Whatever the venue, they are all too happy to sell you overpriced hemp products and CBD creams and chocolates made to look like nugs. And if you're a tourist, or a moron like me, you might believe the scam long enough to give them money, but nothing they sell will get you high.

weed world store Hiroki Kittaka

The owners of Weed World, Judah Izrael and Bilal Muhammad—who prefers to go by "Dro Man" or "Doctor Dro"—will defend their products by claiming that they serve to promote legalization and decriminalization efforts by normalizing the idea of public sale of marijuana. But at no point in the purchasing process is the illusion that their candies will get you high broken. At no point are their customers offered literature explaining the mission of Weed World.

On their website's FAQs page, there is no mention of THC or its absence from their products, but the first question, "How much should I eat?" is answered, "It's all based on your tolerance but there's no limit." Tolerance for what? Sugar?

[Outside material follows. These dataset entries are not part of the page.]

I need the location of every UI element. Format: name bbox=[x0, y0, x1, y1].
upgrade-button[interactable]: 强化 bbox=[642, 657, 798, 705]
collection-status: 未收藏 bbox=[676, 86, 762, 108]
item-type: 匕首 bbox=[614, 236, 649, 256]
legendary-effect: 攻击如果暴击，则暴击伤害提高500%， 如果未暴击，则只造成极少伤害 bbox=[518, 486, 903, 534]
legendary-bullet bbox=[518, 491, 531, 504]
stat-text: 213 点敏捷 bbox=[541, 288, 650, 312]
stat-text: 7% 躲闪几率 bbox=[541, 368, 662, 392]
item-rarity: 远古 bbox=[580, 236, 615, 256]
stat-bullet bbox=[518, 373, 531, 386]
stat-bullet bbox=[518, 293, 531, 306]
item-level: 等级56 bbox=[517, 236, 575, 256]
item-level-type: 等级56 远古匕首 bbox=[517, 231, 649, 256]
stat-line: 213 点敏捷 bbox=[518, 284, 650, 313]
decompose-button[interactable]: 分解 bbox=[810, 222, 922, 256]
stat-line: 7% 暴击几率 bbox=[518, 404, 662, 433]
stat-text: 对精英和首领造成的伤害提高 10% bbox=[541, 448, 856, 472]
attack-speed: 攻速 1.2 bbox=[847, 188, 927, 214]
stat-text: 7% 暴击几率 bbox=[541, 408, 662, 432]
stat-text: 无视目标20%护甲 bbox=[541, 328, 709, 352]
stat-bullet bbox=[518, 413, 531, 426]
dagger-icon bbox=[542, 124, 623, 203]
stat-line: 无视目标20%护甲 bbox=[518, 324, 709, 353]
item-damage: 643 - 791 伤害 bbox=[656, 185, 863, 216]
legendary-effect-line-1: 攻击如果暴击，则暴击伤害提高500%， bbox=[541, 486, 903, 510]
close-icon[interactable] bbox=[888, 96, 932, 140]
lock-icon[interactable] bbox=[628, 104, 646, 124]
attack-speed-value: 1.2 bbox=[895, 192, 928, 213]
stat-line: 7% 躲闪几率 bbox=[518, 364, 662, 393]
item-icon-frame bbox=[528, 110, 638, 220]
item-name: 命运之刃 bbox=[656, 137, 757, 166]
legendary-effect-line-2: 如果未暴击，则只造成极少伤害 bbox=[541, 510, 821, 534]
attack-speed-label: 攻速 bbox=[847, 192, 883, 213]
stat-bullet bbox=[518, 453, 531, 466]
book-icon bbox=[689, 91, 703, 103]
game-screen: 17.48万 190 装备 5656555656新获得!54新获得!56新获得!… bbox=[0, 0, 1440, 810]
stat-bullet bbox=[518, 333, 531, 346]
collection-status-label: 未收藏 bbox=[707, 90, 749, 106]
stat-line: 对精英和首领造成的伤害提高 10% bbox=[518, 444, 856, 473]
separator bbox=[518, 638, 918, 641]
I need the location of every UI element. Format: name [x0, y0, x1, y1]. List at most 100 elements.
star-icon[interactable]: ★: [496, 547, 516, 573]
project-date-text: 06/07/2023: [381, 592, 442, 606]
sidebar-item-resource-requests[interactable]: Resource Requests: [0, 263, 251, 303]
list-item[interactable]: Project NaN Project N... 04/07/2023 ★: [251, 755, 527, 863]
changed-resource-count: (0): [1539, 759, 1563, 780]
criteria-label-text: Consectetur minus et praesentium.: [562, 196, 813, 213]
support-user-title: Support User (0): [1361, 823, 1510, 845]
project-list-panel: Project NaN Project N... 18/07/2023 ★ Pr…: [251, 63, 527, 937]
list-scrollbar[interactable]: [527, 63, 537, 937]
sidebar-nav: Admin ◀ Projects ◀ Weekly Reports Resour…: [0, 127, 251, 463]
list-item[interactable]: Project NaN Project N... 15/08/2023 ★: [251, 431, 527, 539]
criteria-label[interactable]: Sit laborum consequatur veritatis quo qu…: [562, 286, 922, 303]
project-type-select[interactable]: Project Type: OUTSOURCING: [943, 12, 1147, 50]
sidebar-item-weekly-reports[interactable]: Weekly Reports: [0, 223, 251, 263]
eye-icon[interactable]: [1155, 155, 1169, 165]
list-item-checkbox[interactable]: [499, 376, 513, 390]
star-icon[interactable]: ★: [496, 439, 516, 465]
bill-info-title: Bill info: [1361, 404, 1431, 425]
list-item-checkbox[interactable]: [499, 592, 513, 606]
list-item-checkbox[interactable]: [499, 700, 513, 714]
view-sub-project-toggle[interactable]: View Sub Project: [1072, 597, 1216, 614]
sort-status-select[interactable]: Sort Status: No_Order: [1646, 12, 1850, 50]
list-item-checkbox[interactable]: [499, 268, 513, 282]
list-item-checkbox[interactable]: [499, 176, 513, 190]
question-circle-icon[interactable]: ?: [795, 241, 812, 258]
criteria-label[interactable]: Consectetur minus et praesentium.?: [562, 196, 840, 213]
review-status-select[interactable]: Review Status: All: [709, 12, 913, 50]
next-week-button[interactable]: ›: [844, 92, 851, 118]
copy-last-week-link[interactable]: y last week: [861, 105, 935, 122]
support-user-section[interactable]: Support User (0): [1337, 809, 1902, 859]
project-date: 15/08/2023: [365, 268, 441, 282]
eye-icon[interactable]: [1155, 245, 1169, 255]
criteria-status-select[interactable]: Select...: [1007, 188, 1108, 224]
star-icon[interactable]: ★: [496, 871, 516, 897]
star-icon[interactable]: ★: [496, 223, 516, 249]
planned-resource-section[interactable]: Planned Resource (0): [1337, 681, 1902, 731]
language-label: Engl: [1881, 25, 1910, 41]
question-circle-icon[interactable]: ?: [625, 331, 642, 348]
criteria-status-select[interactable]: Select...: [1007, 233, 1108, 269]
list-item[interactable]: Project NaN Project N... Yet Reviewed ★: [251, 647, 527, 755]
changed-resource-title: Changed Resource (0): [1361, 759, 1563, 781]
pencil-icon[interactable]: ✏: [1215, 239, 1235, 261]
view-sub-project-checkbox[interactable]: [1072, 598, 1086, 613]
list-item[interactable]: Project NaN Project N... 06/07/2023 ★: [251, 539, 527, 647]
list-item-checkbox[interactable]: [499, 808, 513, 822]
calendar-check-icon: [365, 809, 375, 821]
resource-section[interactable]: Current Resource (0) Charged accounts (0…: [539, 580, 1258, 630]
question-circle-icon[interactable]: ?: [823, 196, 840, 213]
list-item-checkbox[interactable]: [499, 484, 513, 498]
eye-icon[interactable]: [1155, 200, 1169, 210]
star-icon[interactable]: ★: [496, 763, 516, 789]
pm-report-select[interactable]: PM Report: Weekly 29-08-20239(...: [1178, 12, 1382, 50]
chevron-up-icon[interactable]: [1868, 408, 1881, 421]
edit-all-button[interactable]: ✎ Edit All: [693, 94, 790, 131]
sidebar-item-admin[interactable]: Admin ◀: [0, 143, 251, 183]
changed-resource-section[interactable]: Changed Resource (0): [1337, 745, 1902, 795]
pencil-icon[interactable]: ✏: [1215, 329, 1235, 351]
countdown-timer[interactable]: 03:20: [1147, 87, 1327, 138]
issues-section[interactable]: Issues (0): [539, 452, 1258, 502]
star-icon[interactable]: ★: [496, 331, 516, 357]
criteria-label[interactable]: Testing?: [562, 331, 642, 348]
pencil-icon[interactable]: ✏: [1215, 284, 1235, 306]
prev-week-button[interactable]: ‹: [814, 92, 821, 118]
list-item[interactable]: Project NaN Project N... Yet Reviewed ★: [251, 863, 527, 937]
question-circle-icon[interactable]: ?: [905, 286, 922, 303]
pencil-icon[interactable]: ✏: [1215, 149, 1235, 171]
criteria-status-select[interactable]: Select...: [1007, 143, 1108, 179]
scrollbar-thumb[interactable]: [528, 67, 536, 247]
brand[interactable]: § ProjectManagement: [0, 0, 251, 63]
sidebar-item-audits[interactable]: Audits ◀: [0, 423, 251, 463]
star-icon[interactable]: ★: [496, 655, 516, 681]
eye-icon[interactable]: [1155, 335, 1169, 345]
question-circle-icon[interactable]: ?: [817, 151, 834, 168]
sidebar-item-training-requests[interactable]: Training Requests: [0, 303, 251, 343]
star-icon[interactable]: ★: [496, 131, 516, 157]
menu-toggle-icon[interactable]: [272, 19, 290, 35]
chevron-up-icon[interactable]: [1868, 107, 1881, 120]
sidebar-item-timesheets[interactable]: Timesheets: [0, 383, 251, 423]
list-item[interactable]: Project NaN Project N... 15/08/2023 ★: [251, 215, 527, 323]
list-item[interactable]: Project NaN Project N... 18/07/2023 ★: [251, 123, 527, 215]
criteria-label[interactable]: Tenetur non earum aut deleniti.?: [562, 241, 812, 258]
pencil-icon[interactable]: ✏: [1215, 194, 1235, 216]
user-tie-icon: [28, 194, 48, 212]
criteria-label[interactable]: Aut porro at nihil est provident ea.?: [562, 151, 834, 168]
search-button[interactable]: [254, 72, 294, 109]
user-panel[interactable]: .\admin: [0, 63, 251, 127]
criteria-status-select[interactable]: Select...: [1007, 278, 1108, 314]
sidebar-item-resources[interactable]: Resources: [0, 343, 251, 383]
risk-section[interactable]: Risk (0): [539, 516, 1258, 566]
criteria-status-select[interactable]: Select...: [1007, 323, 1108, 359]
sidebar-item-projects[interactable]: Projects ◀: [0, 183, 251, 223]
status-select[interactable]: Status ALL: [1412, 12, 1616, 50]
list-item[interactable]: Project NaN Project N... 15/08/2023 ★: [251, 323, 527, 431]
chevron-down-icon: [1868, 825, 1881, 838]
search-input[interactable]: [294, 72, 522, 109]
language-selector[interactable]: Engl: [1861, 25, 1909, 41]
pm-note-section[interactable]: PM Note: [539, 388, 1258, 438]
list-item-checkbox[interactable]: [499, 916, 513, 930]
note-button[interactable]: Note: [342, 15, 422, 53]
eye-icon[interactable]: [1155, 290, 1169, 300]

The company—which originated in Alabama and has spread to cities around the country—mostly seems like a very profitable way to sell candy to gullible adults.

weed world wall art Nicole Mallete

The best thing I can say in their defense is that one of their trucks was recently busted by police in Saraland, Alabama, with products that "tested positive for marijuana." Assuming this isn't a screw up or deliberate frame-job by the police, it's possible that some of the Weed World trucks are using their faux activism as a front for selling actual drugs. If so, that would be the most honest thing about this company. Until that's confirmed, ignore these trucks and maybe just ask a friend for a hookup.